Sega Fave Corporation
- Native name: 株式会社セガ フェイブ
- Romanized name: Kabushiki gaisha Sega Feibu
- Formerly: S'Pal Co., Ltd. (1991-1994); Sega-Yonezawa, Inc. (1994–1998); Sega Toys Co., Ltd. (1998–2024);
- Type: Subsidiary
- Industry: Toys; Arcade games;
- Predecessors: Yonezawa Toys; Sega Interactive;
- Founded: February 1991; 35 years ago
- Headquarters: Nishi-Shinagawa, Shinagawa, Tokyo, Japan
- Area served: Worldwide
- Key people: Yukio Sugino [ja] (president, Representative Director); Taketo Oshima (Executive Vice President, Director of the Board); Naoko Miyazaki (Executive Vice President, Director of the Board);
- Products: Arcade games; Arcade systems; Toys;
- Revenue: ¥100 million
- Number of employees: 859
- Parent: Sega
- Subsidiaries: Dartslive Sega Logistics Services Sega Toys (HK) Co., Ltd.
- Website: segafave.co.jp

= Sega Fave =

Japanese toy and video game company owned by Sega Corporation

 previously known as Sega Toys Co., Ltd. until 2024, is a Japanese toy and arcade company which is a wholly owned subsidiary of Sega Sammy Holdings. The company was founded when Yonezawa Toys, Japan's largest post-war toy manufacturer, was absorbed into Sega in 1991 as Sega-Yonezawa.

Sega Toys have created toys for children's franchises such as Oshare Majo: Love and Berry, Mushiking: King of the Beetles, Lilpri, Bakugan, Jewelpet, Rilu Rilu Fairilu, Dinosaur King, and Hero Bank. Products by Sega Toys released in the West include the Homestar and the iDog. Sega Toys also inherited the Sega Pico edutainment system and produced software for the console.

As part of a restructuring plan in 2024, Sega Toys took over Sega's amusement machine business (including development and sales of arcade games) and renamed to its current name, Sega Fave. This was the first time since Sega Interactive in 2015, that Sega's amusement machine businesses was represented by a separate company.

== History ==

Logo until 1986

Yonezawa Toys (Yonezawa Gangu) (known also as Yone or simply Y) was founded in the 1950s in Tokyo. It was one of Japan's largest and most prodigious post-war toy manufacturers and an early participant in the growing radio control market. It is a former subsidiary of Union Carbide as toy division.

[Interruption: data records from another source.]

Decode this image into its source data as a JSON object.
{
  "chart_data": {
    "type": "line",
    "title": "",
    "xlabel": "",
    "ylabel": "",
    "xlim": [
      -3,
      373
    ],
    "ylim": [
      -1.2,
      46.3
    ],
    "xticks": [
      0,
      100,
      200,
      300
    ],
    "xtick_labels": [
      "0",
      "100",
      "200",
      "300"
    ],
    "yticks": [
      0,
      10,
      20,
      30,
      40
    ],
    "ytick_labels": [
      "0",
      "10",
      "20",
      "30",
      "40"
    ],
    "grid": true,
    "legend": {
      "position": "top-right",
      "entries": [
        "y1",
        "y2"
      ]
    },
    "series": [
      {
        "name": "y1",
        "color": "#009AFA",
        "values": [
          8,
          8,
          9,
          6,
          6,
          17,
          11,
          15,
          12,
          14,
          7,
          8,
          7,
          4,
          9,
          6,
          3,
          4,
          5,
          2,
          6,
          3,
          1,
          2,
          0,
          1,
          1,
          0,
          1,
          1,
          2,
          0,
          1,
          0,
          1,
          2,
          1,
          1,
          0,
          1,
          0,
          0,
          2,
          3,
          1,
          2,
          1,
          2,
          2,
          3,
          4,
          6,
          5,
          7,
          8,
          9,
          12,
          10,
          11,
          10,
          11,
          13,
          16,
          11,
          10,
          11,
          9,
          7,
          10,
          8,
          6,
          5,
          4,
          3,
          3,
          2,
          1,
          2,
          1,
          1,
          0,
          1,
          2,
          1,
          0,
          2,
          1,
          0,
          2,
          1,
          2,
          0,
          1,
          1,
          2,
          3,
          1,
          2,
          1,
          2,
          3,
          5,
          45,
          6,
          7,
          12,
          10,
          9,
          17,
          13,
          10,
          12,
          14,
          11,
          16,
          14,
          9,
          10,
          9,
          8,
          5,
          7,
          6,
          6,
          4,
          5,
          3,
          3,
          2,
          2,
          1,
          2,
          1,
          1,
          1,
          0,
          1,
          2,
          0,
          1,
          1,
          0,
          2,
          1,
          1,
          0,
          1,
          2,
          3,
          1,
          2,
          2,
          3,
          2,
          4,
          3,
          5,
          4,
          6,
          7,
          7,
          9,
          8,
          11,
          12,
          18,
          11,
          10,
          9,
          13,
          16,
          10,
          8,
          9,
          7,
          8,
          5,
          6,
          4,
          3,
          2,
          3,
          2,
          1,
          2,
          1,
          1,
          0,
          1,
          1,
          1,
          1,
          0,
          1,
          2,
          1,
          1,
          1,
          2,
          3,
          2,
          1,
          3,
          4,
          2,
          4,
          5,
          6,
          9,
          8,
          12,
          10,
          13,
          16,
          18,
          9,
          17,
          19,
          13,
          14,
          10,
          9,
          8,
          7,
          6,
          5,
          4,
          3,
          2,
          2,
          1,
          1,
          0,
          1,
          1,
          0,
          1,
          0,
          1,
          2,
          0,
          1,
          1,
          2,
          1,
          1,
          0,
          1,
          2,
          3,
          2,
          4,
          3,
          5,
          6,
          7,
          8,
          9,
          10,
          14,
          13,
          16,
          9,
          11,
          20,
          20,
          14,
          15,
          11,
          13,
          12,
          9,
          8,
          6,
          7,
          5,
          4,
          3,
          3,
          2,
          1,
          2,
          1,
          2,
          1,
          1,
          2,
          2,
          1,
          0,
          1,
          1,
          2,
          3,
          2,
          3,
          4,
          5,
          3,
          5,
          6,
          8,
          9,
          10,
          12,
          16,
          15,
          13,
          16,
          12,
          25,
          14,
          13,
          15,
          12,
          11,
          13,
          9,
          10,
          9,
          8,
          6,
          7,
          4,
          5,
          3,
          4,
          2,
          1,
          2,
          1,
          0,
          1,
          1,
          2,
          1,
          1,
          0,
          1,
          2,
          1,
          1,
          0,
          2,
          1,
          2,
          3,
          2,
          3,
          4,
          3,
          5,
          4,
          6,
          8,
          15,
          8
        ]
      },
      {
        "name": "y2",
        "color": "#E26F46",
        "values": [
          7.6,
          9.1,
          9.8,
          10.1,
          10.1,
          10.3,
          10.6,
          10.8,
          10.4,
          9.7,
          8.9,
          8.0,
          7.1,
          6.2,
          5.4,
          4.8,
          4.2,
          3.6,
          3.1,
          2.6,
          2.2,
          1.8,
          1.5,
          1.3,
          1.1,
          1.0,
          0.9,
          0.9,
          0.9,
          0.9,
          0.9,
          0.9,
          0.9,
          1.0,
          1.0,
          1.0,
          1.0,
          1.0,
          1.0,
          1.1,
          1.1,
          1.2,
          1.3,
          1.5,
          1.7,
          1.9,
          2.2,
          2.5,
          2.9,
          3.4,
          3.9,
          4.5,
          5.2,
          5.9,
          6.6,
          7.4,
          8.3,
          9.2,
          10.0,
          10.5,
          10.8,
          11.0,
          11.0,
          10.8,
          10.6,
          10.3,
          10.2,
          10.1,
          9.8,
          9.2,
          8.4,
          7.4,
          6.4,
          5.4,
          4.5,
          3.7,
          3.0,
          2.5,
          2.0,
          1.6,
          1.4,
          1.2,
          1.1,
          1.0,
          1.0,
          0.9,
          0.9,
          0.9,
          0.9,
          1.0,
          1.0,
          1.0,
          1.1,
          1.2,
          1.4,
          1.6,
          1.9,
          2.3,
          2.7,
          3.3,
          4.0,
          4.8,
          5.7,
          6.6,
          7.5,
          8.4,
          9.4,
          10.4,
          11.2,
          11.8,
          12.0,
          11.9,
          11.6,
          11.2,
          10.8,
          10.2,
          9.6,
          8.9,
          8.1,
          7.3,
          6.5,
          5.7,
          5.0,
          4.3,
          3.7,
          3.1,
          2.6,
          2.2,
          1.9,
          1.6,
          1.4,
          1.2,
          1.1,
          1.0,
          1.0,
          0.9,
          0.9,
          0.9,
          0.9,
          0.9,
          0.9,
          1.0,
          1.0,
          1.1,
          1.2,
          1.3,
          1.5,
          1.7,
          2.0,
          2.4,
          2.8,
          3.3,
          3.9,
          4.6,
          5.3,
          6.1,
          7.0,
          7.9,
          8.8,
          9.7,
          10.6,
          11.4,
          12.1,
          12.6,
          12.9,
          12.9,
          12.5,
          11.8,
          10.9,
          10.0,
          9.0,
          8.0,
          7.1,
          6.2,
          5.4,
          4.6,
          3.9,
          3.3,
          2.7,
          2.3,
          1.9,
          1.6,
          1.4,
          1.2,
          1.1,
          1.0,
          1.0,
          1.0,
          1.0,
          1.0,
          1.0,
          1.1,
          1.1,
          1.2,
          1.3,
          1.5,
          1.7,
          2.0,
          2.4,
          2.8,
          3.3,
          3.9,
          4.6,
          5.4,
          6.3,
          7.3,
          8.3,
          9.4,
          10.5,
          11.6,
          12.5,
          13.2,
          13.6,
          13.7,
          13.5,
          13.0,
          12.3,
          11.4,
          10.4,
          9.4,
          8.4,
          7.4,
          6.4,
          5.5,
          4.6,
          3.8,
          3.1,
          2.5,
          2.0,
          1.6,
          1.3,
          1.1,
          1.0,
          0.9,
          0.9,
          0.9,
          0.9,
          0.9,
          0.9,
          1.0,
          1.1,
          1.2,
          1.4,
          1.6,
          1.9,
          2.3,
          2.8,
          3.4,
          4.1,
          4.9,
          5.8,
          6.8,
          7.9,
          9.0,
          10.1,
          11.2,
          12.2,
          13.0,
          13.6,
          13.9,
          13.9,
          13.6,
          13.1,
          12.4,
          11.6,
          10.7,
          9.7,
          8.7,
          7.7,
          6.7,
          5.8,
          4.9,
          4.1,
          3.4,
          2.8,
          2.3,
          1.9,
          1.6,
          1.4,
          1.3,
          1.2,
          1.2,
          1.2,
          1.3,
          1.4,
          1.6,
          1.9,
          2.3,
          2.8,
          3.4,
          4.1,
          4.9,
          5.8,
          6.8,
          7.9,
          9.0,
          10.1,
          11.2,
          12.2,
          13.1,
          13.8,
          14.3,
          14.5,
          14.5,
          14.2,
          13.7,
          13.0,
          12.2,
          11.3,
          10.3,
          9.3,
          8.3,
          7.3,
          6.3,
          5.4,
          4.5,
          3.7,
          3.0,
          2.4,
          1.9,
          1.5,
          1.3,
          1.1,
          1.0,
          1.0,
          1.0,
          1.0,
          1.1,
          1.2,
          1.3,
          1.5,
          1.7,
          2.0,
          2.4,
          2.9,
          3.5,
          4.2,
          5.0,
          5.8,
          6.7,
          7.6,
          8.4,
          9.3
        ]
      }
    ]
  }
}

The company focused on the production of thousands of different electrically operated and mechanical toys through the early 1970s. Some were branded not as Yonezawa but as STS. It is unclear as to the origin of the STS label, but it is presumed to be that of an importer. Yonezawa briefly dabbled in radio control in the mid-1980s with the introduction of the 1/10-scale Wave Hunter buggy, sold in North America as the Monogram Lightning.

Under Sega's leadership, Yonezawa Toys was briefly known as Sega-Yonezawa until the Yonezawa branding was dropped entirely in April 1998. Once Sega Sammy Holdings was formed, Sega Toys was reorganized under Sega's entertainment contents business.

Since the early 2000s, Sega Toys markets itself distinctively from the Sega brand, with some occasional collaboration between the two. An example of their collaboration is Sega and Sega Toys producing the UFO Catcher prize games jointly, where Sega manufactures the arcade equipment, while Sega Toys produces the prizes.

In January 2024, Sega Sammy announced that it has resolved to transfer the Amusement Machine business of Sega to Sega Toys, while also changing the name of Sega Toys to Sega Fave Corporation which took effect by April of that year.

The model car line started with Taiseiya Company, which had been making 1:80 diecast cars called Micro Pet. The name was changed to Cherryca Phenix in 1962. In 1965, Taiseiya was bought by Yonezawa. Yonezawa used the name Diapet to cover these and its own range of 1:24 to 1:18 cars. In the 1990s, some 1:43 sets were issued as the Collection Club.